Alors que la loi retardant l’âge de la retraite prétendait obliger les entreprises à s’engager sur la prévention de la pénibilité du travail, le projet de décret, que l’Humanité s’est procuré, leur donne de larges possibilités de s’y soustraire.
Encore un rendez-vous raté. Suite à la dernière « réforme » des retraites (loi du 9 novembre 2010), qui a instauré des mesures censées favoriser la « prise en compte de la pénibilité dans les parcours professionnels », un premier décret d’application avait suscité l’hostilité générale des syndicats. Portant sur la réparation de la pénibilité par l’instauration d’un droit au départ anticipé, ce texte, publié le 30 mars au Journal officiel, traduit en termes juridiques la volonté du gouvernement de limiter au maximum le nombre de salariés éligibles : seulement ceux présentant un taux d’incapacité reconnu (de 20 %, ou 10 % mais sous conditions draconiennes) pourraient prétendre « décrocher » à 60 ans (au lieu de 62). Une approche purement médicale, aboutissant à écarter les hommes et les femmes astreints à des travaux pénibles, mais dont les effets sont en général différés. Le gouvernement avait repris l’optique du Medef : parler pénibilité, d’accord, mais, surtout, limiter au maximum la facture de sa prise en compte.

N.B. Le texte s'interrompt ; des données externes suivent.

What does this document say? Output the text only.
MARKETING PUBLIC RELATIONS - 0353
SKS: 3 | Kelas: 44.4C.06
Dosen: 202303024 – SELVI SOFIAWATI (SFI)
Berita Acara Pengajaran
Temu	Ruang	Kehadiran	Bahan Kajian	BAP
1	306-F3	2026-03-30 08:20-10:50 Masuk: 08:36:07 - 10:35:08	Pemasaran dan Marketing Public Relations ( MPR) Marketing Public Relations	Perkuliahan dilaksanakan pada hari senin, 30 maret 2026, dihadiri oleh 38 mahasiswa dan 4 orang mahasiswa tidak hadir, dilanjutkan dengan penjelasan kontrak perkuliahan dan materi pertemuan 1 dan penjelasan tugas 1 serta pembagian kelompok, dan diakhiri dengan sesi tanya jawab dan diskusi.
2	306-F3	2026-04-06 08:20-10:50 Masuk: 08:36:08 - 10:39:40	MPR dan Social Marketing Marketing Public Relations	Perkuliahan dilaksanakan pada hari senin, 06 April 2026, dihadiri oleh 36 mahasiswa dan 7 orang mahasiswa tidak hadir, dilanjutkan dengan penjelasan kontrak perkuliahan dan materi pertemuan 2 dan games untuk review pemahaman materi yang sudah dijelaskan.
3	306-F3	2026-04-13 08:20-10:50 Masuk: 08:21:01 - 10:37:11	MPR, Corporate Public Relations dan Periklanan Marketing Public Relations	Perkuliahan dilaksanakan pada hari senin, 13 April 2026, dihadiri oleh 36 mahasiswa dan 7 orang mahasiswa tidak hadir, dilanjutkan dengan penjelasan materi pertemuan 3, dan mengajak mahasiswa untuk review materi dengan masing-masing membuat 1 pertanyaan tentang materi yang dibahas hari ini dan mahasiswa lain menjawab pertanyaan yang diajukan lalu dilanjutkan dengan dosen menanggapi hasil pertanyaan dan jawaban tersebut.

« Une proportion minimale de salariés exposés »
Et maintenant, bis repetita sur le volet prévention. La loi du 9 novembre 2010 prévoit d’obliger les entreprises à négocier un accord avec les syndicats, ou à décider d’un plan d’action, sur la prévention de la pénibilité, sous peine de subir une pénalité financière, cela avant le 1er janvier 2012. Un décret d’application, en préparation, dont l’Humanité a eu copie, réduit à très peu de chose la portée pratique de cette belle intention.
Les premières limites portent sur le champ d’application. Les entreprises de moins de 50 salariés (la majorité du salariat) ne sont pas soumises à l’obligation d’action. Les autres pourront aussi y échapper si elles n’ont pas « une proportion minimale de salariés exposés » à la pénibilité, fixée à 50 % de l’effectif. Les salariés à temps partiel seront comptabilisés en proportion de leur temps de travail. Et, en tout état de cause, il reviendra à l’employeur de « déterminer » le nombre de salariés exposés qu’il emploie. Deuxième série de limites : les facteurs de pénibilité retenus sont les mêmes que ceux qui ont été fixés pour le décret réparation, soit contraintes physiques marquées, environnement de travail agressif, rythmes de travail susceptibles de laisser des traces irréversibles sur la santé. Or, souligne-t-on à la CGT, la mise en œuvre d’une politique de prévention appelle la prise en compte d’une liste plus large de facteurs de pénibilité, car il ne s’agit pas seulement de s’attaquer à ce qui, dans le travail, entraîne incapacités, diminution de l’espérance de vie, mais à tout ce qui dégrade les conditions de travail et pèse sur les salariés, sans avoir de si lourdes conséquences.
Aucune obligation de résultat n’est imposée
D’autre part, le décret donne une large possibilité de choisir entre les thèmes à traiter. Si bien, par exemple, que l’amélioration des conditions de travail, en particulier de l’organisation, pourrait ne pas être retenue dans l’accord d’entreprise ! De même, l’employeur aura toute latitude de préférer rédiger, de manière unilatérale, un « plan d’action » plutôt que de négocier un accord avec les syndicats. Et, en tout état de cause, aucune obligation de résultat ne lui est imposée.
Quant à la pénalité prévue (1 % de la masse salariale), en cas de non-respect de ces très modestes « obligations », les entreprises pourront y échapper simplement en invoquant une « défaillance », de type « difficultés économiques », « restructurations ou fusions en cours »… Bref, ce qui était présenté, en 2010, comme une contrepartie au recul de l’âge de la retraite s’effondre comme un château de cartes : la loi contraint à travailler plus longtemps sans donner de véritables moyens de s’attaquer à la pénibilité de ce travail.